Responding to a 300-word article on June 7 in the South Florida Sun-Sentinel that downplayed the unrest, “Joedavotta” posted on the newspaper’s Web site, “I was there and it was dangerous…About 10-15 police units besieged the place…SWAT arrived. Pepper spray fill[ed] the air. A1A was jammed with traffic … Debris was strewn across the beach.
“VictoriaHoliday” posted on the Web site, “Many, many, many in the…crowd demonstrate[d] classless behavior…They [were] aggressive…and unpleasant…If you tell me the event does not attract thugs – you are lying.”
In the Sun-Sentinel article, Fort Lauderdale Police Chief Frank Adderley denied that the disturbance was a riot.
“If there were a riot on the beach, I think we would have had more people going to jail . . . We had the situation under control,” Adderly was quoted as saying.
During the commission conference meeting, Fred Carlson, a member of Fort Lauderdale‘s Central Beach Alliance Board, cautioned against making too much of what had happened.
“We’re risking overreacting on this issue … On the matter of police presence, they were there when I drove through [the beach] around 6 o’clock … I don’t think we should get all bent out of shape about [police] coverage because it was there,” Carlson said.
But the mayor and Trantalis appeared to disagree with Carlson.
MAYOR: ‘CAUGHT OFF GUARD’
“We seemed to be caught off guard,’’ Seiler said.
“I think we got caught with our pants down, and I truly believe we were not prepared,” Trantalis said.
When told that the police chief appeared to downplay the disturbance in the Sun-Sentinel article, Trantalis said in an interview: “Everybody wants to downplay it…We were caught by surprise.
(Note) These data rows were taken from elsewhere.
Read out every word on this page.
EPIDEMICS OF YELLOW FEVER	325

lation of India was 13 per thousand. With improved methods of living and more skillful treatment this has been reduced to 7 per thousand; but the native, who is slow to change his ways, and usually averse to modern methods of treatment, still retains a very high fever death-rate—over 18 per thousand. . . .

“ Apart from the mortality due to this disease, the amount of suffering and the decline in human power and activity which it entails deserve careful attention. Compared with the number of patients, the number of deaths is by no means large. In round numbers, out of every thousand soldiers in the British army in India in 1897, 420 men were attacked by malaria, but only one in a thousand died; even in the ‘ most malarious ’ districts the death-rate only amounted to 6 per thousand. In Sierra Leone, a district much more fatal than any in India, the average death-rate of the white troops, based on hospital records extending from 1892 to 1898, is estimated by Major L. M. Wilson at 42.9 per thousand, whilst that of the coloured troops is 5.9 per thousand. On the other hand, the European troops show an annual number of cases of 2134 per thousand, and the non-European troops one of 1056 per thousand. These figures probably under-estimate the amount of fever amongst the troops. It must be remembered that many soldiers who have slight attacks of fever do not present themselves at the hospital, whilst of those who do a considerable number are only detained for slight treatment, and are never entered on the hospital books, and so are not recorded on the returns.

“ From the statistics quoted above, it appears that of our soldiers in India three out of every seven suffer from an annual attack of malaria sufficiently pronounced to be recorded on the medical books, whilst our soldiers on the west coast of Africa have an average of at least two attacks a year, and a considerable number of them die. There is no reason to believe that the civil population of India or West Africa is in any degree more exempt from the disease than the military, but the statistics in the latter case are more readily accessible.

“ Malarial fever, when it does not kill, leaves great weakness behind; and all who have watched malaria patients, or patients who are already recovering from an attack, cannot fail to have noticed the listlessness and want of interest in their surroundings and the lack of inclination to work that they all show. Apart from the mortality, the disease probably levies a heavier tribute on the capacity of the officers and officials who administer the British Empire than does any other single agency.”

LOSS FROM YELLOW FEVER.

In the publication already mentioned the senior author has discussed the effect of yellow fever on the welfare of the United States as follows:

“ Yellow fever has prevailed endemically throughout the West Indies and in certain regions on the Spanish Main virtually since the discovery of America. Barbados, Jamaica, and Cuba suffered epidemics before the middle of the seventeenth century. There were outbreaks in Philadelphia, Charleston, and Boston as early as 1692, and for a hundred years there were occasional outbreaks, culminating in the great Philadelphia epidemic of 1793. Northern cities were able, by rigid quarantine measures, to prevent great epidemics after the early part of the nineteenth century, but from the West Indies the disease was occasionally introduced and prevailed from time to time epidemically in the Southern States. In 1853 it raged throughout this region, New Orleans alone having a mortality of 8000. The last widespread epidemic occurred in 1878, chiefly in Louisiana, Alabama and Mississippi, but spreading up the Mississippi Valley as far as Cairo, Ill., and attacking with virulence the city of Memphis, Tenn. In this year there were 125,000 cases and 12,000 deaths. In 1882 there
We haven’t seen things like this for decades.”
Although city commissioners normally are notified of all serious police events shortly after they occur, the police did not inform the elected officials about the beach disturbance. The commissioners learned about the unrest from outraged citizens the next day.
Seiler complained during the conference meeting that the commission should have been made aware of the unrest on Memorial Day.
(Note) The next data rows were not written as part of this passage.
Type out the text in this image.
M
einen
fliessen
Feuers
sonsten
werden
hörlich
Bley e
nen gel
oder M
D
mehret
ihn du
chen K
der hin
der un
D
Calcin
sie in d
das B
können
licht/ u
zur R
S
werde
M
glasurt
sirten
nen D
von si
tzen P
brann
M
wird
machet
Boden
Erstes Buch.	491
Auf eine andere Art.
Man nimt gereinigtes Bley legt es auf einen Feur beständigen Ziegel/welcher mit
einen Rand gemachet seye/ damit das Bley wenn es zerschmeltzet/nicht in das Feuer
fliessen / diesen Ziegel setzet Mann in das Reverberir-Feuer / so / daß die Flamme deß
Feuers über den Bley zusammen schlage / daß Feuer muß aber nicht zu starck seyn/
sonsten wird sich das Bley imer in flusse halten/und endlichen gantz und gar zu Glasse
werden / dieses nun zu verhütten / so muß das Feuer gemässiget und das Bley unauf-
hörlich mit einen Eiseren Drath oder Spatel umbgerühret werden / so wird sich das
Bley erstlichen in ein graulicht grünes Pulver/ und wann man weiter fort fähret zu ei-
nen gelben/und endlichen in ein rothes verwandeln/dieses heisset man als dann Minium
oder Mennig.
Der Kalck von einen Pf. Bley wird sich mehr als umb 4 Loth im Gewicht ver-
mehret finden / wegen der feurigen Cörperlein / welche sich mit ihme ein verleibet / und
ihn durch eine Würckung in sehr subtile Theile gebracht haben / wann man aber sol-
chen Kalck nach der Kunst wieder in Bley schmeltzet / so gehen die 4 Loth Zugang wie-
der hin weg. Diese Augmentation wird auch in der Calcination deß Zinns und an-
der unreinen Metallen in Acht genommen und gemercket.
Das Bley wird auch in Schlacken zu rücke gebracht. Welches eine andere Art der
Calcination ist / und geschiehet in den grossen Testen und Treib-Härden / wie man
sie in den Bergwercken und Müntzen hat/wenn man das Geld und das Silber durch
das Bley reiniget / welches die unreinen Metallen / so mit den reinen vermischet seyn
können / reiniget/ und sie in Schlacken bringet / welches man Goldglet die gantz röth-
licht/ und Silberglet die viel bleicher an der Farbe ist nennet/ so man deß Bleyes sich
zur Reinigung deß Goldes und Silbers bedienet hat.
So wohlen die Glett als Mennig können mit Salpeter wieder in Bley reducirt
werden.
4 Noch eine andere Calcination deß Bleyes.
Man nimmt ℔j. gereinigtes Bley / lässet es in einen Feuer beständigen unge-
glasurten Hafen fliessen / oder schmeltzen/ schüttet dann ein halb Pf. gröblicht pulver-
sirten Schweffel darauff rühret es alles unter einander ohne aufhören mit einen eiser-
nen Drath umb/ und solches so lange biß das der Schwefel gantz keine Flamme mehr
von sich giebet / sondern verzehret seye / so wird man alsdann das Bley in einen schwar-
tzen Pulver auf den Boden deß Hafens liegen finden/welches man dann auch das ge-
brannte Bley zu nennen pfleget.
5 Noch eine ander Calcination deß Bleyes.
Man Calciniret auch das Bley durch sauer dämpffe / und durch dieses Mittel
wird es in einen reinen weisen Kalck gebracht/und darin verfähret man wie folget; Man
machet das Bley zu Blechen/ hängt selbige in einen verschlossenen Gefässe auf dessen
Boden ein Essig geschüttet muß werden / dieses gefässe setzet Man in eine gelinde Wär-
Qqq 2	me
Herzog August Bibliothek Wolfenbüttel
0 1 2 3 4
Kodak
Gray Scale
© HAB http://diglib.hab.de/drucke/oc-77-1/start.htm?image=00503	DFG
“I’ve been inundated,’’ Trantalis told his fellow commissioners. “I’m sure all of you have been inundated with people who live and visit the area who feel extremely threatened.”
City Commissioner Romney Rogers said his secretary visited the beach at 2 p.m. on Memorial Day. She found the crowd “the rowdiest she has ever seen.” Citizens complained to Rogers about the large number of glass containers littered on the beach after Memorial Day.
“We need to go back to enforcing the open container law,” Rogers told other commissioners. “There shouldn’t be glass out there.”
Spur of the moment advertising by Fort Lauderdale beachfront bars also drew people to the beach, the mayor said. The mayor and Rogers both said beach businesses have a responsibility to beef up private security when they attract large crowds of customers.
Rogers praised the police for quickly quelling the disturbance. “The marketing surprise was the bad part,” he said.
Seiler disagreed with several people who wrote him blaming the disturbance on blacks.
“This isn’t about race,” the mayor told the commission. “We have had a tremendous diversity on Fort Lauderdale beach…It was just a raucous party crowd that was attracted regardless of race and economic background.”